Neither Otunno nor his boss, ICT Minister Hon. Frank Tumwebaze, had much to say about that fateful night. Nothing, that is, beyond the standard NRM line that the social media freeze came in the interest of public safety. It was left to human-rights lawyer, Nicholas Opiyo of Uganda’s Chapter Four, and privacy advocate, Geoffrey Wokullra of Unwanted Witness, to address the political costs of the so-called “Arab Spring effect,” where Third World states have recently deployed their security forces against their own citizens following anti-government demonstrations popularized on Facebook. Namely, the Ugandan state has shamelessly exaggerated the dark side of online political protest movements, symbolized by Egypt’s abortive “Facebook Revolution” and the Islamist attacks on the American embassy at Benghazi, to overextend its legitimate responsibility to safeguard against reasonable cyber threats like terrorism and child pornography.
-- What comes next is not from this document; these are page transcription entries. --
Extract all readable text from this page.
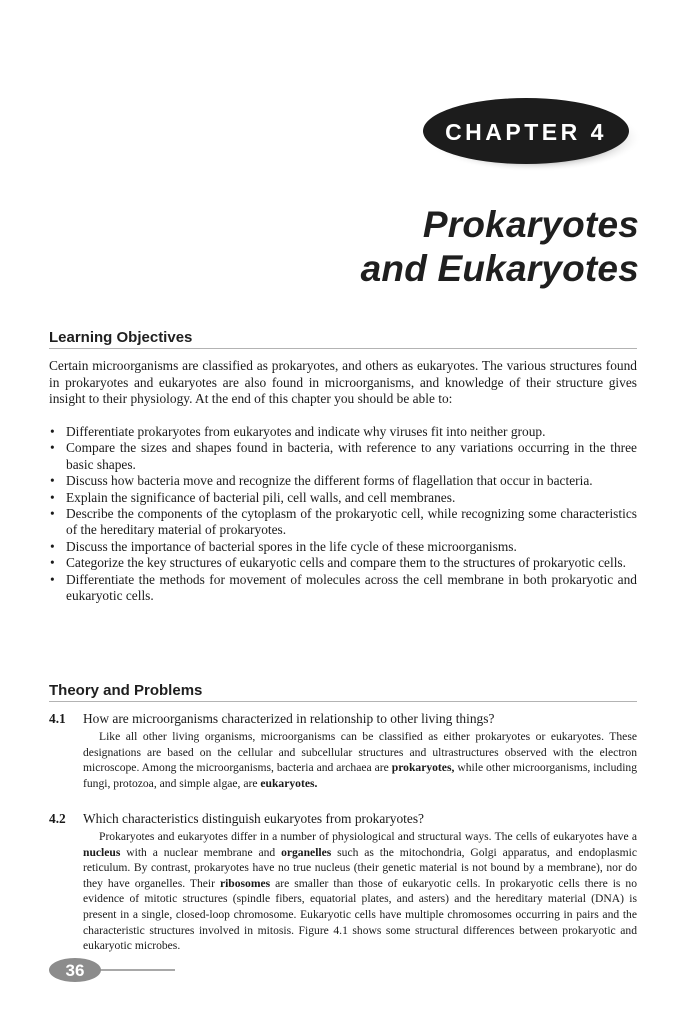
CHAPTER 4
Prokaryotes
and Eukaryotes
Learning Objectives
Certain microorganisms are classified as prokaryotes, and others as eukaryotes. The various structures found in prokaryotes and eukaryotes are also found in microorganisms, and knowledge of their structure gives insight to their physiology. At the end of this chapter you should be able to:
• Differentiate prokaryotes from eukaryotes and indicate why viruses fit into neither group.
• Compare the sizes and shapes found in bacteria, with reference to any variations occurring in the three basic shapes.
• Discuss how bacteria move and recognize the different forms of flagellation that occur in bacteria.
• Explain the significance of bacterial pili, cell walls, and cell membranes.
• Describe the components of the cytoplasm of the prokaryotic cell, while recognizing some characteristics of the hereditary material of prokaryotes.
• Discuss the importance of bacterial spores in the life cycle of these microorganisms.
• Categorize the key structures of eukaryotic cells and compare them to the structures of prokaryotic cells.
• Differentiate the methods for movement of molecules across the cell membrane in both prokaryotic and eukaryotic cells.
Theory and Problems
4.1 How are microorganisms characterized in relationship to other living things?
Like all other living organisms, microorganisms can be classified as either prokaryotes or eukaryotes. These designations are based on the cellular and subcellular structures and ultrastructures observed with the electron microscope. Among the microorganisms, bacteria and archaea are prokaryotes, while other microorganisms, including fungi, protozoa, and simple algae, are eukaryotes.
4.2 Which characteristics distinguish eukaryotes from prokaryotes?
Prokaryotes and eukaryotes differ in a number of physiological and structural ways. The cells of eukaryotes have a nucleus with a nuclear membrane and organelles such as the mitochondria, Golgi apparatus, and endoplasmic reticulum. By contrast, prokaryotes have no true nucleus (their genetic material is not bound by a membrane), nor do they have organelles. Their ribosomes are smaller than those of eukaryotic cells. In prokaryotic cells there is no evidence of mitotic structures (spindle fibers, equatorial plates, and asters) and the hereditary material (DNA) is present in a single, closed-loop chromosome. Eukaryotic cells have multiple chromosomes occurring in pairs and the characteristic structures involved in mitosis. Figure 4.1 shows some structural differences between prokaryotic and eukaryotic microbes.
36
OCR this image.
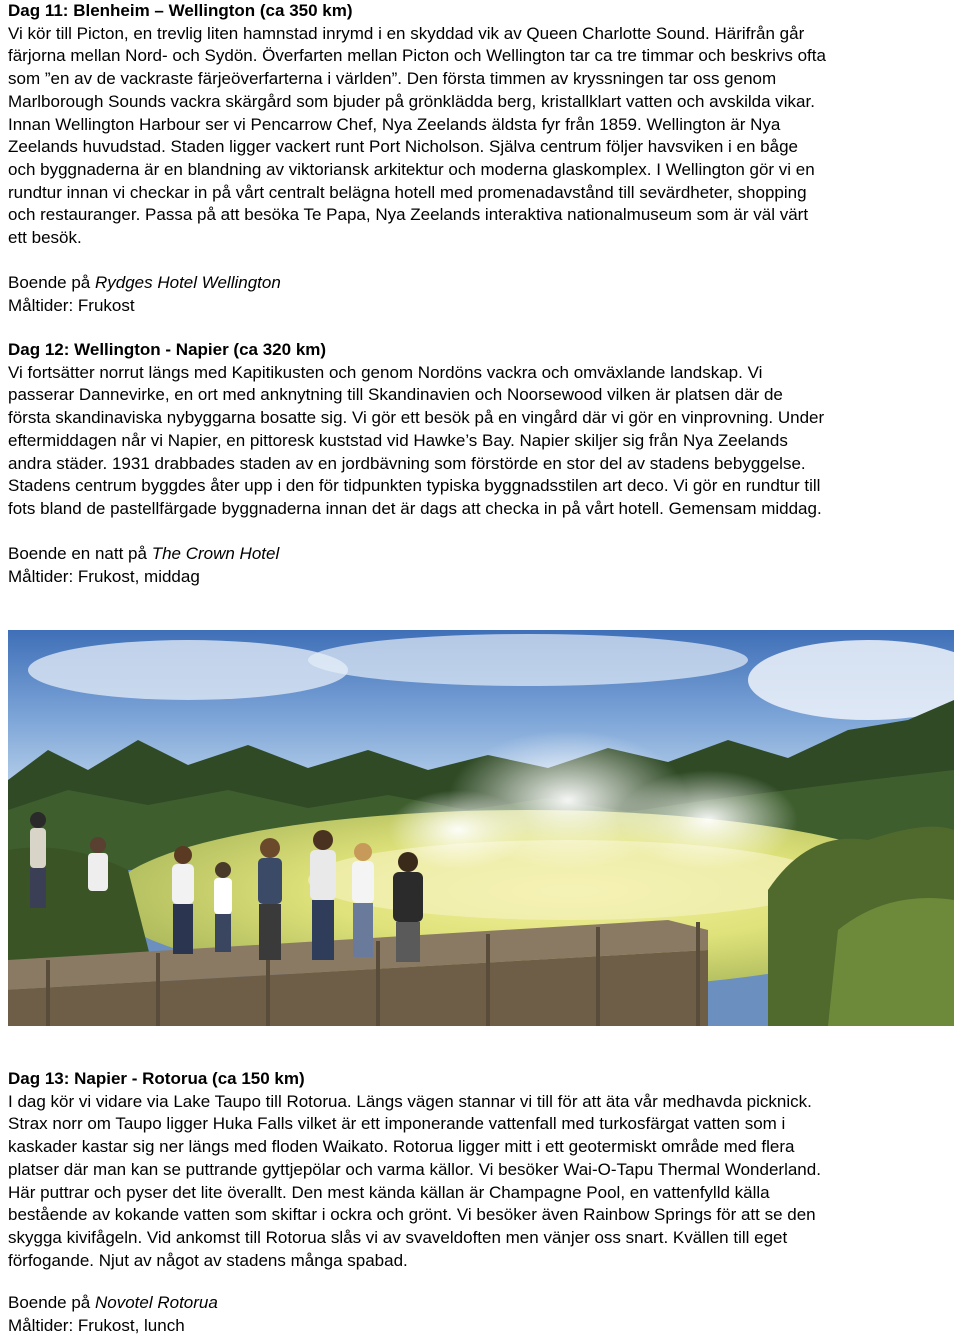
Dag 11: Blenheim – Wellington (ca 350 km)
Vi kör till Picton, en trevlig liten hamnstad inrymd i en skyddad vik av Queen Charlotte Sound. Härifrån går
färjorna mellan Nord- och Sydön. Överfarten mellan Picton och Wellington tar ca tre timmar och beskrivs ofta
som ”en av de vackraste färjeöverfarterna i världen”. Den första timmen av kryssningen tar oss genom
Marlborough Sounds vackra skärgård som bjuder på grönklädda berg, kristallklart vatten och avskilda vikar.
Innan Wellington Harbour ser vi Pencarrow Chef, Nya Zeelands äldsta fyr från 1859. Wellington är Nya
Zeelands huvudstad. Staden ligger vackert runt Port Nicholson. Själva centrum följer havsviken i en båge
och byggnaderna är en blandning av viktoriansk arkitektur och moderna glaskomplex. I Wellington gör vi en
rundtur innan vi checkar in på vårt centralt belägna hotell med promenadavstånd till sevärdheter, shopping
och restauranger. Passa på att besöka Te Papa, Nya Zeelands interaktiva nationalmuseum som är väl värt
ett besök.

Boende på Rydges Hotel Wellington

Måltider: Frukost

Dag 12: Wellington - Napier (ca 320 km)
Vi fortsätter norrut längs med Kapitikusten och genom Nordöns vackra och omväxlande landskap. Vi
passerar Dannevirke, en ort med anknytning till Skandinavien och Noorsewood vilken är platsen där de
första skandinaviska nybyggarna bosatte sig. Vi gör ett besök på en vingård där vi gör en vinprovning. Under
eftermiddagen når vi Napier, en pittoresk kuststad vid Hawke’s Bay. Napier skiljer sig från Nya Zeelands
andra städer. 1931 drabbades staden av en jordbävning som förstörde en stor del av stadens bebyggelse.
Stadens centrum byggdes åter upp i den för tidpunkten typiska byggnadsstilen art deco. Vi gör en rundtur till
fots bland de pastellfärgade byggnaderna innan det är dags att checka in på vårt hotell. Gemensam middag.

Boende en natt på The Crown Hotel

Måltider: Frukost, middag

Dag 13: Napier - Rotorua (ca 150 km)
I dag kör vi vidare via Lake Taupo till Rotorua. Längs vägen stannar vi till för att äta vår medhavda picknick.
Strax norr om Taupo ligger Huka Falls vilket är ett imponerande vattenfall med turkosfärgat vatten som i
kaskader kastar sig ner längs med floden Waikato. Rotorua ligger mitt i ett geotermiskt område med flera
platser där man kan se puttrande gyttjepölar och varma källor. Vi besöker Wai-O-Tapu Thermal Wonderland.
Här puttrar och pyser det lite överallt. Den mest kända källan är Champagne Pool, en vattenfylld källa
bestående av kokande vatten som skiftar i ockra och grönt. Vi besöker även Rainbow Springs för att se den
skygga kivifågeln. Vid ankomst till Rotorua slås vi av svaveldoften men vänjer oss snart. Kvällen till eget
förfogande. Njut av något av stadens många spabad.

Boende på Novotel Rotorua

Måltider: Frukost, lunch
To quote Mr. Opiyo, “national security has become a buzzword” the NRM government bandies about to justify its crude manhandling of Uganda’s cyber space to suit its political ends. By ‘crude,’ Opiyo and Air Tel CEO Anwar Soussa emphasized that neither Air Tel nor Uganda’s intelligence apparatus presently have the capacity to closely monitor the online lives of private citizens. They do have the power and, evidently, the inclination to turn off social media when Statehouse feels it would rather hide behind a Facebook blackout than face off with the people it claims to lead.
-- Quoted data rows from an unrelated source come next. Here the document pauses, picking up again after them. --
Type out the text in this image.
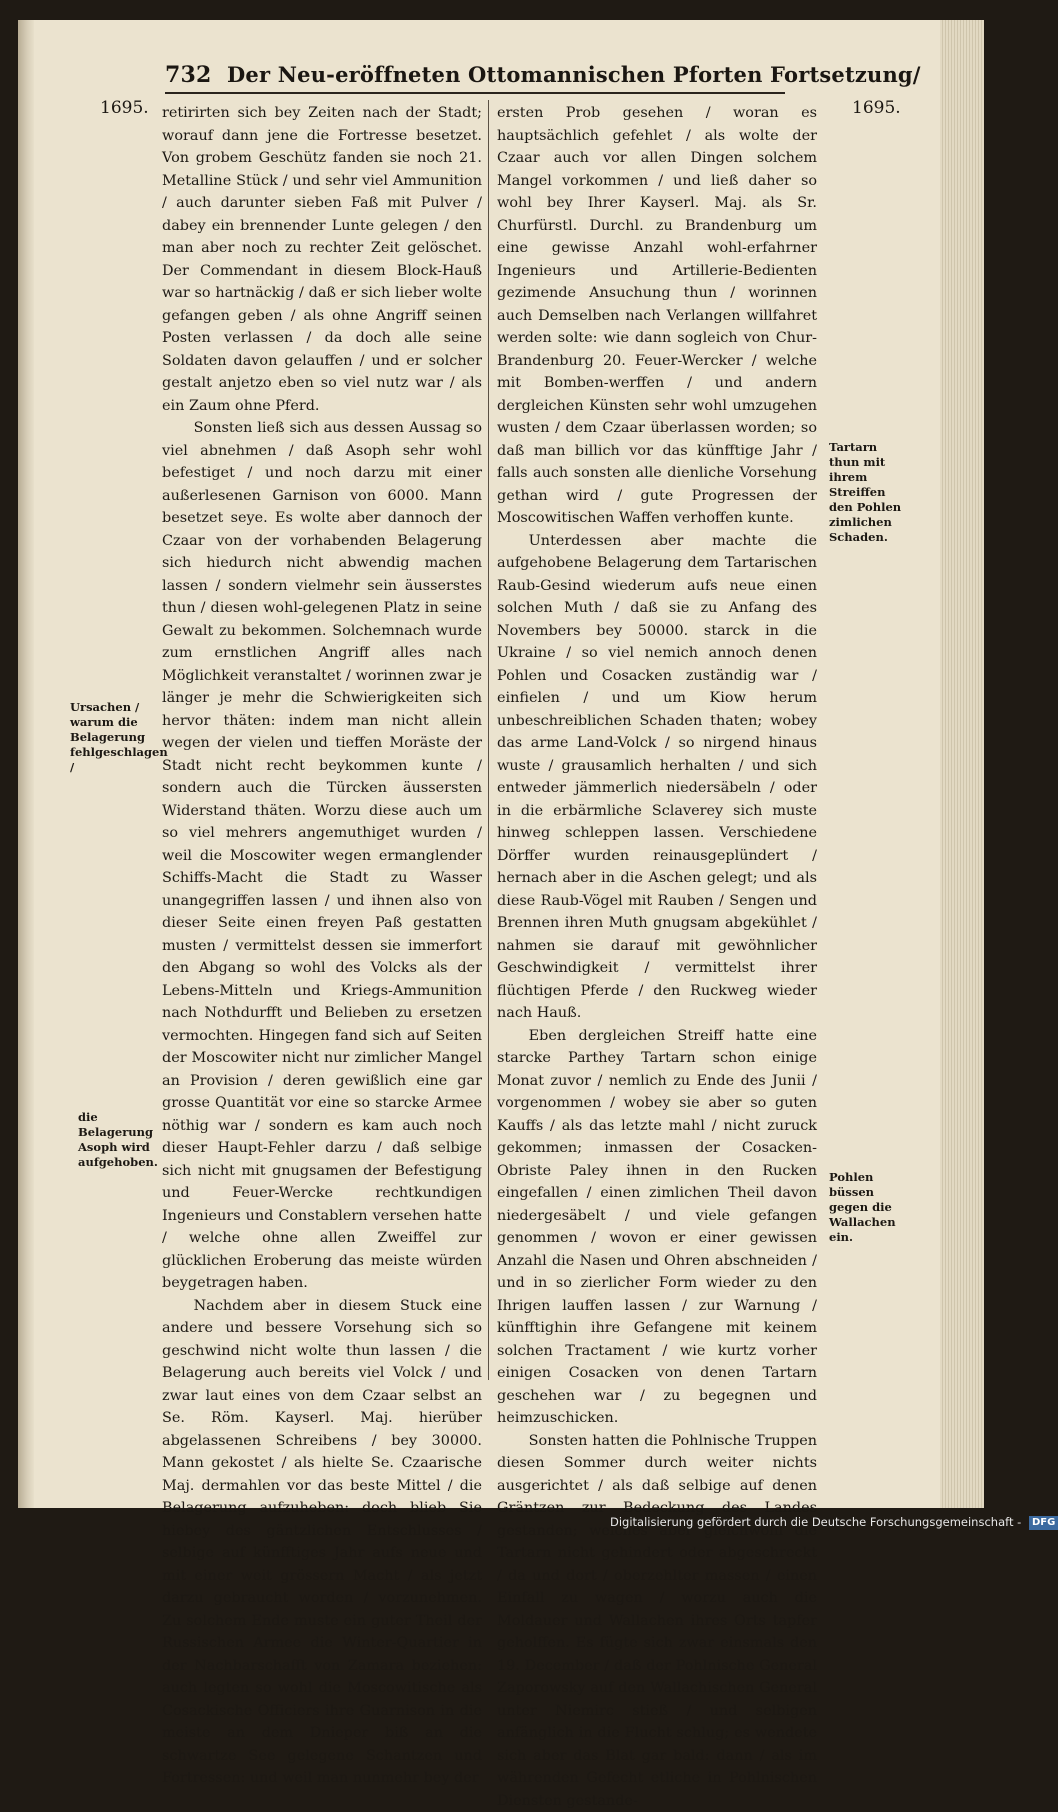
732 Der Neu-eröffneten Ottomannischen Pforten Fortsetzung/
1695.	1695.

retirirten sich bey Zeiten nach der Stadt; worauf dann jene die Fortresse besetzet. Von grobem Geschütz fanden sie noch 21. Metalline Stück / und sehr viel Ammunition / auch darunter sieben Faß mit Pulver / dabey ein brennender Lunte gelegen / den man aber noch zu rechter Zeit gelöschet. Der Commendant in diesem Block-Hauß war so hartnäckig / daß er sich lieber wolte gefangen geben / als ohne Angriff seinen Posten verlassen / da doch alle seine Soldaten davon gelauffen / und er solcher gestalt anjetzo eben so viel nutz war / als ein Zaum ohne Pferd.

Sonsten ließ sich aus dessen Aussag so viel abnehmen / daß Asoph sehr wohl befestiget / und noch darzu mit einer außerlesenen Garnison von 6000. Mann besetzet seye. Es wolte aber dannoch der Czaar von der vorhabenden Belagerung sich hiedurch nicht abwendig machen lassen / sondern vielmehr sein äusserstes thun / diesen wohl-gelegenen Platz in seine Gewalt zu bekommen. Solchemnach wurde zum ernstlichen Angriff alles nach Möglichkeit veranstaltet / worinnen zwar je länger je mehr die Schwierigkeiten sich hervor thäten: indem man nicht allein wegen der vielen und tieffen Moräste der Stadt nicht recht beykommen kunte / sondern auch die Türcken äussersten Widerstand thäten. Worzu diese auch um so viel mehrers angemuthiget wurden / weil die Moscowiter wegen ermanglender Schiffs-Macht die Stadt zu Wasser unangegriffen lassen / und ihnen also von dieser Seite einen freyen Paß gestatten musten / vermittelst dessen sie immerfort den Abgang so wohl des Volcks als der Lebens-Mitteln und Kriegs-Ammunition nach Nothdurfft und Belieben zu ersetzen vermochten. Hingegen fand sich auf Seiten der Moscowiter nicht nur zimlicher Mangel an Provision / deren gewißlich eine gar grosse Quantität vor eine so starcke Armee nöthig war / sondern es kam auch noch dieser Haupt-Fehler darzu / daß selbige sich nicht mit gnugsamen der Befestigung und Feuer-Wercke rechtkundigen Ingenieurs und Constablern versehen hatte / welche ohne allen Zweiffel zur glücklichen Eroberung das meiste würden beygetragen haben.

Nachdem aber in diesem Stuck eine andere und bessere Vorsehung sich so geschwind nicht wolte thun lassen / die Belagerung auch bereits viel Volck / und zwar laut eines von dem Czaar selbst an Se. Röm. Kayserl. Maj. hierüber abgelassenen Schreibens / bey 30000. Mann gekostet / als hielte Se. Czaarische Maj. dermahlen vor das beste Mittel / die Belagerung aufzuheben: doch blieb Sie hiebey des gäntzlichen Entschlusses / selbige auf künfftiges Jahr aufs neue und mit einer weit grössern Macht / als jetzt darzu gebraucht worden / vorzunehmen. Zu solchem Ende muste ein guter Theil der Russischen Armee die Winter-Quartier in der Nachbarschafft von Zamara beziehen: auch legten so wohl die Moscowitische als Cosackische Officiers ihre Guarnison in die meiste an dem Dnieper biß an die schwartze See gelegene Schantzen und Fortressen: und weil man nunmehr bey der

ersten Prob gesehen / woran es hauptsächlich gefehlet / als wolte der Czaar auch vor allen Dingen solchem Mangel vorkommen / und ließ daher so wohl bey Ihrer Kayserl. Maj. als Sr. Churfürstl. Durchl. zu Brandenburg um eine gewisse Anzahl wohl-erfahrner Ingenieurs und Artillerie-Bedienten gezimende Ansuchung thun / worinnen auch Demselben nach Verlangen willfahret werden solte: wie dann sogleich von Chur-Brandenburg 20. Feuer-Wercker / welche mit Bomben-werffen / und andern dergleichen Künsten sehr wohl umzugehen wusten / dem Czaar überlassen worden; so daß man billich vor das künfftige Jahr / falls auch sonsten alle dienliche Vorsehung gethan wird / gute Progressen der Moscowitischen Waffen verhoffen kunte.

Unterdessen aber machte die aufgehobene Belagerung dem Tartarischen Raub-Gesind wiederum aufs neue einen solchen Muth / daß sie zu Anfang des Novembers bey 50000. starck in die Ukraine / so viel nemich annoch denen Pohlen und Cosacken zuständig war / einfielen / und um Kiow herum unbeschreiblichen Schaden thaten; wobey das arme Land-Volck / so nirgend hinaus wuste / grausamlich herhalten / und sich entweder jämmerlich niedersäbeln / oder in die erbärmliche Sclaverey sich muste hinweg schleppen lassen. Verschiedene Dörffer wurden reinausgeplündert / hernach aber in die Aschen gelegt; und als diese Raub-Vögel mit Rauben / Sengen und Brennen ihren Muth gnugsam abgekühlet / nahmen sie darauf mit gewöhnlicher Geschwindigkeit / vermittelst ihrer flüchtigen Pferde / den Ruckweg wieder nach Hauß.

Eben dergleichen Streiff hatte eine starcke Parthey Tartarn schon einige Monat zuvor / nemlich zu Ende des Junii / vorgenommen / wobey sie aber so guten Kauffs / als das letzte mahl / nicht zuruck gekommen; inmassen der Cosacken-Obriste Paley ihnen in den Rucken eingefallen / einen zimlichen Theil davon niedergesäbelt / und viele gefangen genommen / wovon er einer gewissen Anzahl die Nasen und Ohren abschneiden / und in so zierlicher Form wieder zu den Ihrigen lauffen lassen / zur Warnung / künfftighin ihre Gefangene mit keinem solchen Tractament / wie kurtz vorher einigen Cosacken von denen Tartarn geschehen war / zu begegnen und heimzuschicken.

Sonsten hatten die Pohlnische Truppen diesen Sommer durch weiter nichts ausgerichtet / als daß selbige auf denen Gräntzen zur Bedeckung des Landes gestanden; welches aber gleichwohl die Tartarn nicht gehindert oder abgeschreckt / da und dort / oberzehlter massen / einen Einfall zu wagen / worzu auch die Moldauer und Wallachen ihres Orts tapfer geholffen. Es fügte sich zwar einsmals den 19. December / daß der Pohlnische General Zaporowsky auf den Wallachischen General unter Niemirc stieß / und selbigen anfänglich in die Flucht schlug; es wendete sich aber das Blat gar bald: dann / als im währenden Gefecht etliche in Pohlnischen Diensten gestande-

Ursachen / warum die Belagerung fehlgeschlagen /
die Belagerung Asoph wird aufgehoben.
Tartarn thun mit ihrem Streiffen den Pohlen zimlichen Schaden.
Pohlen büssen gegen die Wallachen ein.
Digitalisierung gefördert durch die Deutsche Forschungsgemeinschaft - DFG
This, I suspect, is why the Plenary went largely ignored; why even as Mr. Wokullra warned that the Hotel Wi-Fi the steadily thinning audience was Tweeting on may have been compromised by malicious Spyware, few bothered to listen. If, as Mr. Opiyo candidly admitted, the most serious cyber threats to online privacy come from within (and should primarily concern) the country’s elite business community, this is at most a distant afterthought among the throngs of mostly young Ugandans who found themselves unable to communicate, debate, and mobilize among themselves via social media last election night.

It seems the stark lack of interest in the Press Plenary was not, as I’d first expected, because it was another quintessentially aid-driven, Mzungu-sponsored dialogue on human rights issues perhaps lower down on Uganda’s list of national priorities than Ambassador Lindgärde would care to admit. It wasn’t apathy I was looking at. It was resignation.
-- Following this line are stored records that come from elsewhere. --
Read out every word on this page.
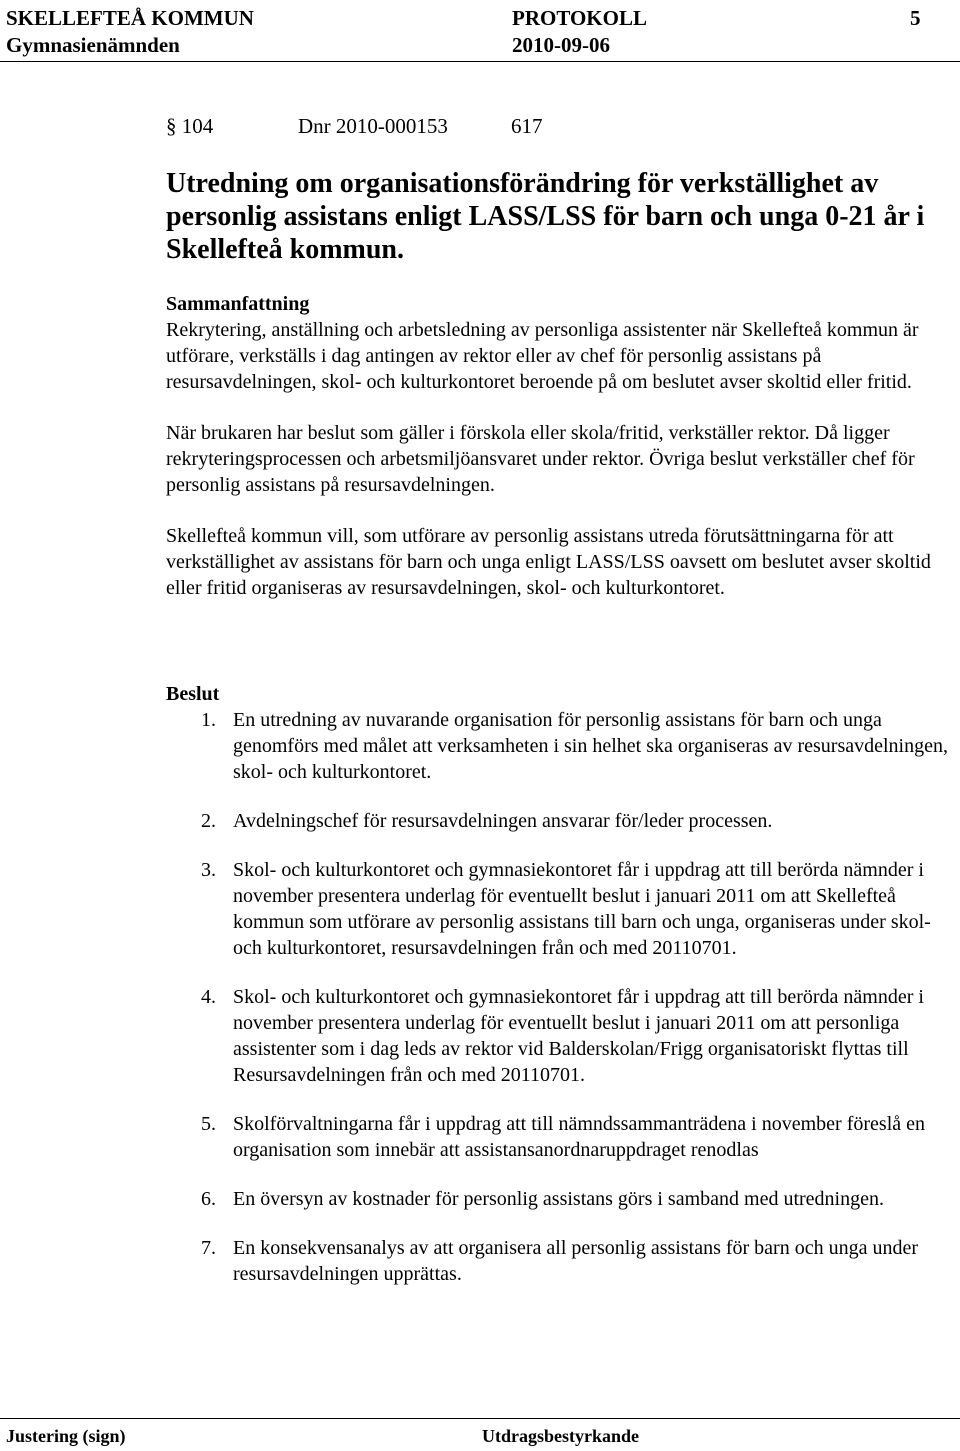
SKELLEFTEÅ KOMMUN	PROTOKOLL	5
Gymnasienämnden	2010-09-06
§ 104	Dnr 2010-000153	617
Utredning om organisationsförändring för verkställighet av personlig assistans enligt LASS/LSS för barn och unga 0-21 år i Skellefteå kommun.

Sammanfattning

Rekrytering, anställning och arbetsledning av personliga assistenter när Skellefteå kommun är utförare, verkställs i dag antingen av rektor eller av chef för personlig assistans på resursavdelningen, skol- och kulturkontoret beroende på om beslutet avser skoltid eller fritid.

När brukaren har beslut som gäller i förskola eller skola/fritid, verkställer rektor. Då ligger rekryteringsprocessen och arbetsmiljöansvaret under rektor. Övriga beslut verkställer chef för personlig assistans på resursavdelningen.

Skellefteå kommun vill, som utförare av personlig assistans utreda förutsättningarna för att verkställighet av assistans för barn och unga enligt LASS/LSS oavsett om beslutet avser skoltid eller fritid organiseras av resursavdelningen, skol- och kulturkontoret.

Beslut

1. En utredning av nuvarande organisation för personlig assistans för barn och unga genomförs med målet att verksamheten i sin helhet ska organiseras av resursavdelningen, skol- och kulturkontoret.
2. Avdelningschef för resursavdelningen ansvarar för/leder processen.
3. Skol- och kulturkontoret och gymnasiekontoret får i uppdrag att till berörda nämnder i november presentera underlag för eventuellt beslut i januari 2011 om att Skellefteå kommun som utförare av personlig assistans till barn och unga, organiseras under skol- och kulturkontoret, resursavdelningen från och med 20110701.
4. Skol- och kulturkontoret och gymnasiekontoret får i uppdrag att till berörda nämnder i november presentera underlag för eventuellt beslut i januari 2011 om att personliga assistenter som i dag leds av rektor vid Balderskolan/Frigg organisatoriskt flyttas till Resursavdelningen från och med 20110701.
5. Skolförvaltningarna får i uppdrag att till nämndssammanträdena i november föreslå en organisation som innebär att assistansanordnaruppdraget renodlas
6. En översyn av kostnader för personlig assistans görs i samband med utredningen.
7. En konsekvensanalys av att organisera all personlig assistans för barn och unga under resursavdelningen upprättas.
Justering (sign)	Utdragsbestyrkande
If anything, the firestorm of controversy touched off by the so-called “Arab Spring effect” last February shows that Ugandans, especially young Ugandans, were passionately engaged in the political culture the Press Plenary was designed to showcase. But so long as voters can expect the pat answer that, to paraphrase Otunno, “we shut down Facebook and WhatsApp to protect you” it’s no wonder the event was been poorly attended. When governments treat their citizens like children, they get the response resentful children show their parents: The silent treatment.